Claire ne leva même pas les yeux. « J’aurais probablement plus de chances avec ça qu’en attendant que quelqu’un d’autre règle le problème. »

Son ton était sec, tranchant, mais Michael perçut le léger froncement de ses sourcils. Il connaissait bien cette expression : la frustration masquant une impuissance qu’elle ne voulait pas admettre. Il détourna son regard vers la fenêtre, où le paysage islandais s’étendait à perte de vue. La beauté brute et austère de ce lieu avait quelque chose d’étrangement apaisant, bien que la tension entre eux reste intacte.

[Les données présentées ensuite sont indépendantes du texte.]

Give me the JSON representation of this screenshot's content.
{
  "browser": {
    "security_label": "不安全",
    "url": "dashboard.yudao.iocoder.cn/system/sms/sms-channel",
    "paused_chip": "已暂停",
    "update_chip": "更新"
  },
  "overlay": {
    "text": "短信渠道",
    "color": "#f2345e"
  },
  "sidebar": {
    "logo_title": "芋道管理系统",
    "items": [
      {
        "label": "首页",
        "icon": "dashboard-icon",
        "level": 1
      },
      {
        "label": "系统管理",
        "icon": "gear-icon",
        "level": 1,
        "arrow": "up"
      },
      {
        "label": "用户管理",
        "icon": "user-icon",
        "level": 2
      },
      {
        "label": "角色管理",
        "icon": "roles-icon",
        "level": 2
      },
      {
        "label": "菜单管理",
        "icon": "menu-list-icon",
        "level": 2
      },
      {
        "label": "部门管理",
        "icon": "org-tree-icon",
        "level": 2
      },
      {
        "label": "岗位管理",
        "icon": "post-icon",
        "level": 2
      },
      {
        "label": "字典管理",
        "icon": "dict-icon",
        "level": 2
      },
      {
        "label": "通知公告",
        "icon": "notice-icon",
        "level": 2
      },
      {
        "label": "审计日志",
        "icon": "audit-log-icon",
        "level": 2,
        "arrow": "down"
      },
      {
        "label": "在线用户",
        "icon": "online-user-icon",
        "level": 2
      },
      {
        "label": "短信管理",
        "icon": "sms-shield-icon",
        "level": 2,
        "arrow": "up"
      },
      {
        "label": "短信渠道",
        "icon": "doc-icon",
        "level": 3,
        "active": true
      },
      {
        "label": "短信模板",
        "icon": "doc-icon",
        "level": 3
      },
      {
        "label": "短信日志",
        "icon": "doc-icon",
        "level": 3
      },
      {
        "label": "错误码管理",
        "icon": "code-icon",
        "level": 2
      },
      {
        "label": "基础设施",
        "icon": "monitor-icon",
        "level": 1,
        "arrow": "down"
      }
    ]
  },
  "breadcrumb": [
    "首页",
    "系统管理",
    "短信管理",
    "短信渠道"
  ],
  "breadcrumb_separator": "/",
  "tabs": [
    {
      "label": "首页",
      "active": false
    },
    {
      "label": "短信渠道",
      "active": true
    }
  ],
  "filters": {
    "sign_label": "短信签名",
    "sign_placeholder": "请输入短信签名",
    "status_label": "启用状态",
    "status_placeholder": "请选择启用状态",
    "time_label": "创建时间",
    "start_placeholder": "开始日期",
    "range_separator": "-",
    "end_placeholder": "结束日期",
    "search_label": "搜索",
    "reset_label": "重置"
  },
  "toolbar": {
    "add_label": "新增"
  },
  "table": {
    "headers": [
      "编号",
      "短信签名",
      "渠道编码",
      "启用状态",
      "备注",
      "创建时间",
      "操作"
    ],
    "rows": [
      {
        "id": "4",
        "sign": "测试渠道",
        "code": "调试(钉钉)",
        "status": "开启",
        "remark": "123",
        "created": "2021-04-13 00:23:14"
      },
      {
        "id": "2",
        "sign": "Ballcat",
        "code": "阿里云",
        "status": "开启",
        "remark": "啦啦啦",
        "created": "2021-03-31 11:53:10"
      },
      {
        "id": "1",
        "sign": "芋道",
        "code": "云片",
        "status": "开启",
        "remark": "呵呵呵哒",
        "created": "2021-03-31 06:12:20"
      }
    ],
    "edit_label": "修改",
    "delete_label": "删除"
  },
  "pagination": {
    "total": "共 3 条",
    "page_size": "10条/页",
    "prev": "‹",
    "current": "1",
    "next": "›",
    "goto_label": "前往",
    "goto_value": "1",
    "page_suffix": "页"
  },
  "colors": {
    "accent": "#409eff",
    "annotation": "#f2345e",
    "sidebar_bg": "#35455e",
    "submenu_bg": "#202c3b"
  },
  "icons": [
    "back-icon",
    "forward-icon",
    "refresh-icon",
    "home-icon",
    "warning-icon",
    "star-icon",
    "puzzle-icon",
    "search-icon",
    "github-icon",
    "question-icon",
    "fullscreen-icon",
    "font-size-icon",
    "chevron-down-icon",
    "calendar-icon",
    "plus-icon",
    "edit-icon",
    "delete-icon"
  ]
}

Lorsqu’ils descendirent enfin dans le terminal, un air froid et mordant s’infiltra par les interstices, contrastant avec l’atmosphère étouffante de l’avion. Le petit aéroport grouillait de voyageurs bloqués, leur impatience collective créant une électricité statique dans l’air. Les annonces grésillaient dans les haut-parleurs, à peine audibles au-dessus du tumulte.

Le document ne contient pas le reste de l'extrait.